Guo Zong’ao terdiam sejenak. Hal itu memang tampak masuk akal.
Zhang Zhihong mencibir, “Katakan saja apakah kau berani atau tidak. Jika kau takut, pergilah. Bagaimana kau bisa datang ke sini untuk menantang seseorang jika kau begitu ragu-ragu?”
Guo Zong’ao menggertakkan giginya. “Baiklah, aku setuju.”
Seketika itu juga, keduanya menandatangani perjanjian elektronik ringan dan duel pun dimulai.
Guo Zong’ao mengaktifkan qi batinnya. Sepuluh pusaran muncul di sekeliling tubuhnya, melambangkan penyelesaian tahap kesepuluh Alam Pemurnian Qi. Sepuluh titik di tubuhnya mulai bersinar seperti matahari kecil, melambangkan terputusnya sepuluh belenggu.
Kemudian, seratus dua puluh titik cahaya seperti bintang muncul, berputar di sekelilingnya, menandakan kesempurnaan seratus dua puluh titik meridiannya. Selanjutnya, sepuluh pancaran cahaya seperti sungai bintang mengalir di dalam tubuhnya, melambangkan Tahap Sepuluh Meridian dari Alam Perluasan Meridian.
Aura yang luar biasa terpancar darinya. Dia mengambil posisi siap bertarung. Langkah pembukaannya tak lain adalah teknik pertama dari Jurus Vajra Kekuatan Agung, yaitu Serangan Guntur Vajra.
Pelaksanaannya berjalan sempurna. Banyak penonton di siaran langsung langsung membelalakkan mata karena takjub.
Hah?
Tiga Tinju Mengguncang Langit: Guo Zong’ao benar-benar mengetahui jurus ini?
Tidak hanya itu, tetapi dia tampaknya cukup mahir dalam hal itu. Itu bukan sesuatu yang dikembangkan secara tergesa-gesa.
Bahkan Zhang Zhihong pun sedikit terkejut. Namun, Li Xiaofei tetap tenang, senyum tipis terbentuk di sudut mulutnya.
Jurus Vajra Kekuatan Besar Guo Zong’ao tampak mengesankan, penuh energi dan semangat, tetapi sebenarnya, itu semua hanya pertunjukan. Hal itu mengingatkan Li Xiaofei pada bagaimana Jiumozhi, dalam novel, menggunakan Teknik Tanpa Bentuk Kecil untuk mensimulasikan tujuh puluh dua teknik pamungkas Kuil Shaolin, menciptakan efek yang menipu kebanyakan orang. Tapi itu tidak bisa menipunya.
“Silakan bergerak,” Li Xiaofei memberi isyarat kepadanya dengan sebuah gerakan.
“Mati!” teriak Guo Zong’ao dingin sambil melayangkan pukulan.
Tinjunya bergerak secepat kilat. Kekuatannya begitu dahsyat sehingga terasa seperti mampu membelah langit dan menghancurkan bumi. Suara ledakan energi itu memekakkan telinga.

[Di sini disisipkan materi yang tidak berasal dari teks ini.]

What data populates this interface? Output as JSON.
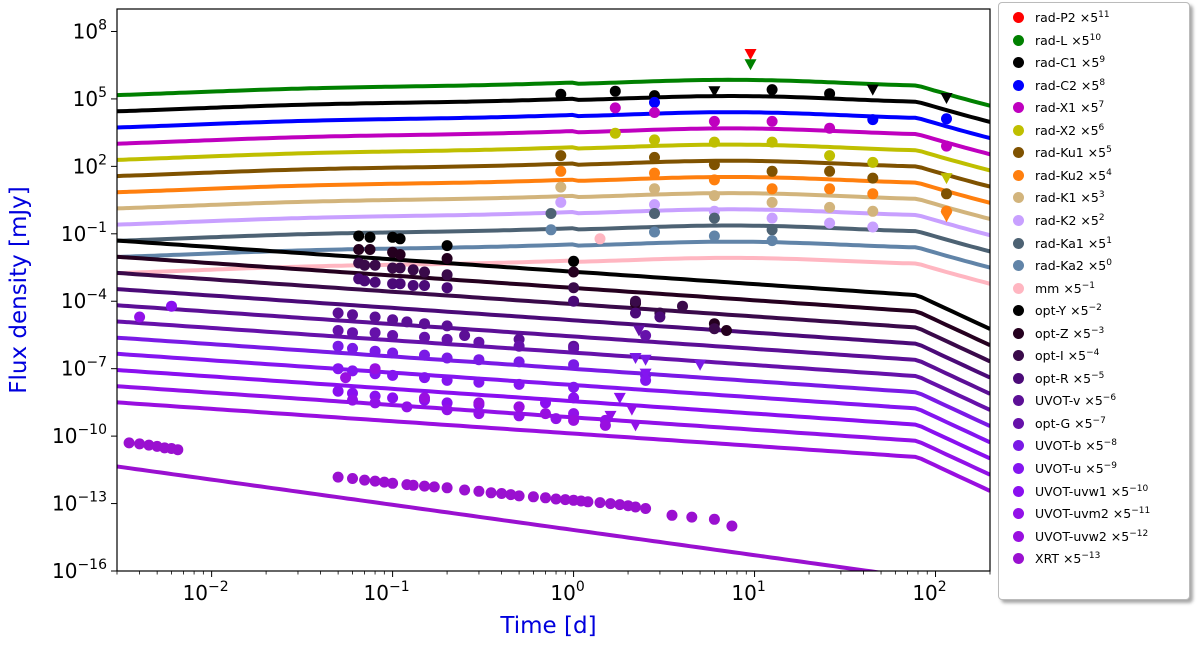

Para penonton yang memasuki ruang siaran langsung virtual merasa seolah-olah semuanya menjadi gelap di depan mereka saat kekuatan itu menghantam wajah mereka. Rasanya seperti gunung runtuh menimpa mereka. Bahkan mereka yang menonton melalui layar pun dapat merasakan kekuatan pukulan yang mengerikan itu.
Namun, Li Xiaofei, yang berada tepat di jalur serangan, tidak menghindar. Dia hanya mengangkat tangannya dan mengulurkan satu jari yang menghancurkan daya ledak tersebut. Energi itu tersebar hingga mendarat di tinju Guo Zong’ao seperti hembusan angin musim semi yang lembut.
Dalam sekejap, semuanya menjadi sunyi. Pukulan dahsyat Guo Zong’ao terhenti tepat di jarinya. Jari itu tidak bergerak sedikit pun. Ekspresi wajah Guo Zong’ao juga membeku. Semua orang di siaran langsung menahan napas.
“Pukulanmu hanya sekadar bentuk dan tidak memiliki esensi sejati.” Suara Li Xiaofei tenang saat dia berkata, “Izinkan aku menunjukkan kepadamu kekuatan sebenarnya dari Tinju Vajra Kekuatan Agung, yang diaktifkan oleh Alam Perluasan Meridian di Tahap Sepuluh Meridian.”
Dia menarik jarinya, mengepalkan tinju, dan melayangkan pukulan. Semburan energi melesat melewati pelipis Guo Zong’ao dengan raungan yang memekakkan telinga.
Jauh di belakangnya, tebing batu setinggi seratus meter langsung tertembus oleh pukulan itu, meninggalkan lubang berdiameter sepuluh meter. Puncak batu seratus meter di luar tebing batu itu juga hancur, meninggalkan lembah berbentuk kipas di belakangnya.
Barulah kemudian suara ledakan, bebatuan yang runtuh, dan puncak gunung yang ambruk bergema di seluruh negeri. Para penonton di siaran langsung benar-benar tercengang.
Mata Guo Zong’ao membelalak tak percaya. Dia berdiri tak bergerak, tak sanggup menggerakkan tubuhnya sedikit pun. Keringat dingin mengalir deras di pelipisnya.
Ini… Ini adalah kekuatan Alam Lima Roh! Pukulan itu sangat cepat! Jadi, inilah kekuatan sebenarnya dari Tinju Vajra Kekuatan Agung?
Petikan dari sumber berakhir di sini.